Multi-Provider LLM Client
I built an LLMClient class that acts as a universal adapter using the OpenAI SDK structure:
- Cerebras (Llama) — Primary, fast and free
- Gemini / OpenAI GPT-4 — Easy-to-swap alternatives via
settings.yaml - OpenRouter / NVIDIA — Additional fallbacks
Streaming & Function Calling
Nobody likes staring at a loading spinner.

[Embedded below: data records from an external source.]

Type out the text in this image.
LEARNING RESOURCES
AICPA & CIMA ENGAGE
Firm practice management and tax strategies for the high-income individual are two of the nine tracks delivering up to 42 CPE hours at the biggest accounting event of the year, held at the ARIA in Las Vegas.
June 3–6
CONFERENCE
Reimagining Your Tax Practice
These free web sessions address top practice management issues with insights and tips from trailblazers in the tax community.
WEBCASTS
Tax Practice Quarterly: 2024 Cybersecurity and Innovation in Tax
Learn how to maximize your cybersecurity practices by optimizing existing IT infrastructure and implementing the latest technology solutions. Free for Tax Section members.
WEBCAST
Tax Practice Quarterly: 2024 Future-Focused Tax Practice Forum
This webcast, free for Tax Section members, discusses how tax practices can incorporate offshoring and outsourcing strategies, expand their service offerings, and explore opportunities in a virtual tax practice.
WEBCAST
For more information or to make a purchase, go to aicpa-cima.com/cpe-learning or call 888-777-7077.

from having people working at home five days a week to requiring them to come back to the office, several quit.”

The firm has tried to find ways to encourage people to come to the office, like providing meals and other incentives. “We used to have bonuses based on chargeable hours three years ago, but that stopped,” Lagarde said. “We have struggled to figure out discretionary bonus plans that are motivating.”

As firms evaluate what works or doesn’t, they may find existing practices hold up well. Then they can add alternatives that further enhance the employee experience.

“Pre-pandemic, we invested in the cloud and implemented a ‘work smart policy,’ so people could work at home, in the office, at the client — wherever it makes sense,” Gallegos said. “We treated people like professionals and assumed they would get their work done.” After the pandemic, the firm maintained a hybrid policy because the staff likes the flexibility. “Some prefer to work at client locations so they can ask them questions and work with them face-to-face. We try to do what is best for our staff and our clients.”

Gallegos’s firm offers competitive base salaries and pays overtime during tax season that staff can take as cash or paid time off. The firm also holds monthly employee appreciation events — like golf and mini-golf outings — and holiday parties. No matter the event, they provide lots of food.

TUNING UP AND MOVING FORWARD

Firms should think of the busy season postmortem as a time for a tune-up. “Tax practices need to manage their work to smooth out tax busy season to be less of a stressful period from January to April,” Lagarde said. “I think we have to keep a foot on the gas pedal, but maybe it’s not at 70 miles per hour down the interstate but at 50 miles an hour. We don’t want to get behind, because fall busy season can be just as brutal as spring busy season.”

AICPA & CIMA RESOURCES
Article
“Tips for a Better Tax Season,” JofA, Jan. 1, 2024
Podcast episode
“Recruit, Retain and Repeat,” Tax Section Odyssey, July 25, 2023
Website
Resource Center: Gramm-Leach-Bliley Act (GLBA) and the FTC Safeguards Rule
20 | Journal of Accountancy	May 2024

- Streaming Response: Server-Sent Events (SSE). The FastAPI backend yields tokens as they generate, and a Cloudflare Worker proxies this stream to the React frontend. Sub-second time-to-first-token.
- Zero-Latency Suggestions: After each response, the system generates 2-3 follow-up questions using OpenAI-compatible function calling. This runs in parallel with the main text stream in a
ThreadPoolExecutor, so suggestion chips appear instantly when the answer finishes.
Chat History
Conversation context is managed client-side using localStorage (1-hour TTL). The last 5 exchanges are sent to the backend with each request, allowing the LLM to handle follow-up questions ("tell me more about that project") without a backend database for session state.
Decisions & Tradeoffs
Why Qdrant over Pinecone? I wanted to avoid per-vector pricing. Qdrant is open-source, runs in Docker, and supports the metadata filtering I needed.
Why sentence-transformers over OpenAI embeddings?
Cost and speed. Completely free, runs locally without network latency, and all-MiniLM-L6-v2 handles portfolio-scale semantic search well.
Why client-side history? Stateless backends are easier to scale. By keeping chat history in the visitor's browser, I eliminated the need for a session database, making the system GDPR-friendly by default.